Kids. Forced to exist and die in holes in the ground, open pits mining minerals. Someone I saw on a clip expressed the sentiment that ANY time the West goes to Africa it’s ALWAYS to steal. No lies detected. (wish I could credit that clip) I see you McDonald's trying to Rap-Wash your reputation. How many times do these corps (Walmart, Wells Fargo, etc) get to Black-wash their bad reps using OUR culture, our vibes, and our souls? Ideally, we should reserve our collabos for the deserving.

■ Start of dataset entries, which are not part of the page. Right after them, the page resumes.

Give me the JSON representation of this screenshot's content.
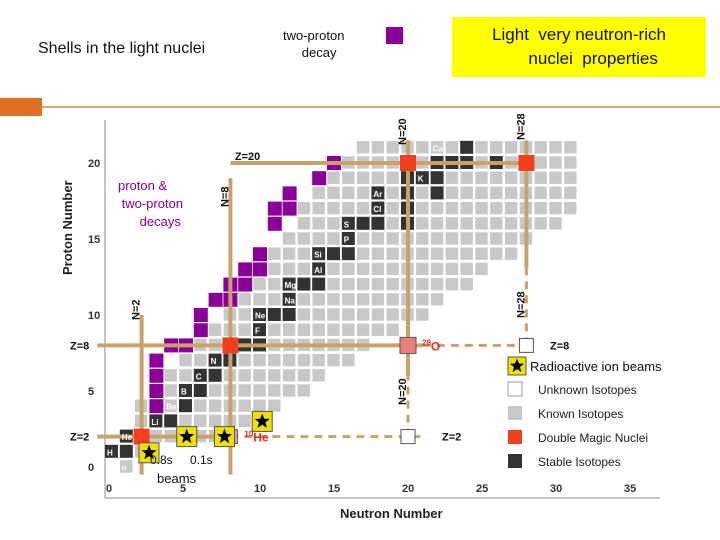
{
  "slide": {
    "title": "Shells in the light nuclei",
    "two_proton_label": "two-proton\n   decay",
    "highlight_box": "Light  very neutron-rich\n      nuclei  properties",
    "accent_color": "#e07020"
  },
  "chart_data": {
    "type": "heatmap",
    "title": "",
    "xlabel": "Neutron  Number",
    "ylabel": "Proton Number",
    "xlim": [
      -1,
      37
    ],
    "ylim": [
      -0.8,
      21.5
    ],
    "x_ticks": [
      0,
      5,
      10,
      15,
      20,
      25,
      30,
      35
    ],
    "y_ticks": [
      0,
      5,
      10,
      15,
      20
    ],
    "colors": {
      "known": "#c8c8c8",
      "stable": "#333333",
      "double_magic": "#f04020",
      "two_proton": "#8b0099",
      "magic_line": "#c9a26a",
      "beam_star_bg": "#f0e000"
    },
    "magic_lines": [
      {
        "axis": "Z",
        "value": 20,
        "label": "Z=20",
        "from": 8,
        "to": 28
      },
      {
        "axis": "Z",
        "value": 8,
        "label": "Z=8",
        "from": -1,
        "to": 21
      },
      {
        "axis": "Z",
        "value": 2,
        "label": "Z=2",
        "from": -1,
        "to": 8
      },
      {
        "axis": "N",
        "value": 8,
        "label": "N=8",
        "from": -0.5,
        "to": 19
      },
      {
        "axis": "N",
        "value": 2,
        "label": "N=2",
        "from": -0.5,
        "to": 10
      },
      {
        "axis": "N",
        "value": 20,
        "label": "N=20",
        "from": 6,
        "to": 21.5
      },
      {
        "axis": "N",
        "value": 28,
        "label": "N=28",
        "from": 13,
        "to": 21.5
      }
    ],
    "dashed_lines": [
      {
        "axis": "Z",
        "value": 8,
        "label": "Z=8",
        "from": 21,
        "to": 28
      },
      {
        "axis": "Z",
        "value": 2,
        "label": "Z=2",
        "from": 8,
        "to": 21
      },
      {
        "axis": "N",
        "value": 20,
        "label": "N=20",
        "from": 2,
        "to": 7
      },
      {
        "axis": "N",
        "value": 28,
        "label": "N=28",
        "from": 8,
        "to": 13
      }
    ],
    "element_labels": [
      {
        "z": 21,
        "n": 22,
        "label": "Ca"
      },
      {
        "z": 19,
        "n": 21,
        "label": "K"
      },
      {
        "z": 18,
        "n": 18,
        "label": "Ar"
      },
      {
        "z": 17,
        "n": 18,
        "label": "Cl"
      },
      {
        "z": 16,
        "n": 16,
        "label": "S"
      },
      {
        "z": 15,
        "n": 16,
        "label": "P"
      },
      {
        "z": 14,
        "n": 14,
        "label": "Si"
      },
      {
        "z": 13,
        "n": 14,
        "label": "Al"
      },
      {
        "z": 12,
        "n": 12,
        "label": "Mg"
      },
      {
        "z": 11,
        "n": 12,
        "label": "Na"
      },
      {
        "z": 10,
        "n": 10,
        "label": "Ne"
      },
      {
        "z": 9,
        "n": 10,
        "label": "F"
      },
      {
        "z": 7,
        "n": 7,
        "label": "N"
      },
      {
        "z": 6,
        "n": 6,
        "label": "C"
      },
      {
        "z": 5,
        "n": 5,
        "label": "B"
      },
      {
        "z": 4,
        "n": 4,
        "label": "Be"
      },
      {
        "z": 3,
        "n": 3,
        "label": "Li"
      },
      {
        "z": 2,
        "n": 1,
        "label": "He"
      },
      {
        "z": 1,
        "n": 0,
        "label": "H"
      },
      {
        "z": 0,
        "n": 1,
        "label": "n"
      }
    ],
    "stable": [
      [
        1,
        0
      ],
      [
        1,
        1
      ],
      [
        2,
        1
      ],
      [
        2,
        2
      ],
      [
        3,
        3
      ],
      [
        3,
        4
      ],
      [
        4,
        5
      ],
      [
        5,
        5
      ],
      [
        5,
        6
      ],
      [
        6,
        6
      ],
      [
        6,
        7
      ],
      [
        7,
        7
      ],
      [
        7,
        8
      ],
      [
        8,
        8
      ],
      [
        8,
        9
      ],
      [
        8,
        10
      ],
      [
        9,
        10
      ],
      [
        10,
        10
      ],
      [
        10,
        11
      ],
      [
        10,
        12
      ],
      [
        11,
        12
      ],
      [
        12,
        12
      ],
      [
        12,
        13
      ],
      [
        12,
        14
      ],
      [
        13,
        14
      ],
      [
        14,
        14
      ],
      [
        14,
        15
      ],
      [
        14,
        16
      ],
      [
        15,
        16
      ],
      [
        16,
        16
      ],
      [
        16,
        17
      ],
      [
        16,
        18
      ],
      [
        16,
        20
      ],
      [
        17,
        18
      ],
      [
        17,
        20
      ],
      [
        18,
        18
      ],
      [
        18,
        20
      ],
      [
        18,
        22
      ],
      [
        19,
        20
      ],
      [
        19,
        21
      ],
      [
        19,
        22
      ],
      [
        20,
        20
      ],
      [
        20,
        22
      ],
      [
        20,
        23
      ],
      [
        20,
        24
      ],
      [
        20,
        26
      ],
      [
        20,
        28
      ],
      [
        21,
        24
      ]
    ],
    "double_magic": [
      [
        2,
        2
      ],
      [
        8,
        8
      ],
      [
        20,
        20
      ],
      [
        20,
        28
      ]
    ],
    "predicted_double_magic": [
      [
        2,
        20
      ],
      [
        8,
        28
      ]
    ],
    "two_proton_emitters": [
      [
        4,
        3
      ],
      [
        5,
        3
      ],
      [
        6,
        3
      ],
      [
        7,
        3
      ],
      [
        8,
        4
      ],
      [
        8,
        5
      ],
      [
        9,
        6
      ],
      [
        10,
        6
      ],
      [
        11,
        7
      ],
      [
        11,
        8
      ],
      [
        12,
        8
      ],
      [
        12,
        9
      ],
      [
        13,
        9
      ],
      [
        13,
        10
      ],
      [
        14,
        10
      ],
      [
        16,
        11
      ],
      [
        17,
        11
      ],
      [
        17,
        12
      ],
      [
        18,
        12
      ],
      [
        19,
        14
      ],
      [
        20,
        15
      ]
    ],
    "beam_stars": [
      [
        1,
        2
      ],
      [
        2,
        4
      ],
      [
        2,
        6
      ],
      [
        3,
        8
      ]
    ],
    "nuclide_labels": [
      {
        "z": 8,
        "n": 20,
        "mass": "28",
        "symbol": "O"
      },
      {
        "z": 2,
        "n": 8,
        "mass": "10",
        "symbol": "He"
      }
    ],
    "annotations": [
      {
        "text": "proton &\n two-proton\n      decays"
      },
      {
        "text": "0.8s"
      },
      {
        "text": "0.1s"
      },
      {
        "text": "beams"
      }
    ],
    "legend": [
      {
        "key": "beams",
        "label": "Radioactive ion beams"
      },
      {
        "key": "unknown",
        "label": "Unknown Isotopes"
      },
      {
        "key": "known",
        "label": "Known Isotopes"
      },
      {
        "key": "double_magic",
        "label": "Double Magic Nuclei"
      },
      {
        "key": "stable",
        "label": "Stable Isotopes"
      }
    ]
  }
}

How long did it take NBC, CNN, or FOX (BIG news media) to even speak on the Palestinian struggle? Are they not ALSO human beings worthy of our empathy? Maybe if they were literally awash in oil and why\tness, they’d care about their pain too. If same said mass media outlets cared about antisemitism, they’d have refused to platform powerful people with documented histories of discrimination, bigotry, s/xual assaults, never mind avowed ra /cists and their cronies — at some point why didn’t one of em think twice about ahem, DJT, and his whole ass squad. It’s like Mark Ferman’s LA PD didn’t beat the living shit outta Rodney King and try to hide it. Even the company that makes Tiki Fragrance Torches understood the importance of calling things by their name.

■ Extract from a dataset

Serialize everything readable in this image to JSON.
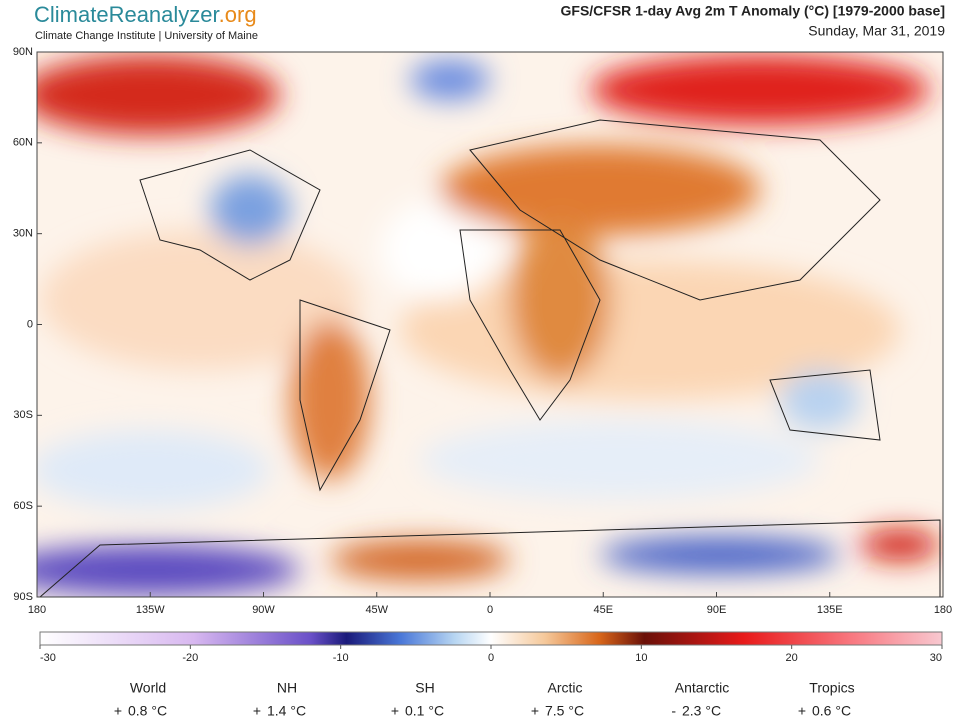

That doesn’t even begin to explain the questions around Oliver North having his reputation laundered with the help of our mass media. Pay attention to who you let influence your perspectives. Malcolm wasn’t playin’ when he warned us, be careful or they’ll have us feelin’ for the oppressors and with disdain for their victims. Pay attention to who speaks on the Democratic Republic of Congo, Sudan, and other nations from any perspective that doesn’t tout AFRICOM and Western violence as the sole solution.
I see people on this platform trying to silence folks calling out big business for fuck shit like “it’s not professional”…..let’s never forget the things that at some point in time have passed for “professional” and socially acceptable — selling human beings like property (that shit alone was foundational to the modern wealth of both Europe and the Americas; whole ass banks, insurance companies, policing, medicine, the stock market in NYC, etc.); getting people addicted to pharmaceuticals in order to create new and “committed” customers; drowning an entire town downstream of an insanely rich man’s shoddily built infrastructure (hey Carnegie); surreptitious surveillance devices pushed on consumers without warning; gifting Adolf Hitler for his birthday (Hey hey Henry Ford); poisoning the environment and then hiding the science to prevent catastrophe; and on and on. It’s almost as if doin’ dirt while wearing a suit somehow absolves one of any sins, regardless of how heinous.
So when anyone fixes their face to tell you “Keep that shit off this platform. It’s not professional.”, remember whose interest they’re actually serving, it ain’t for the people, and it ain’t for liberation.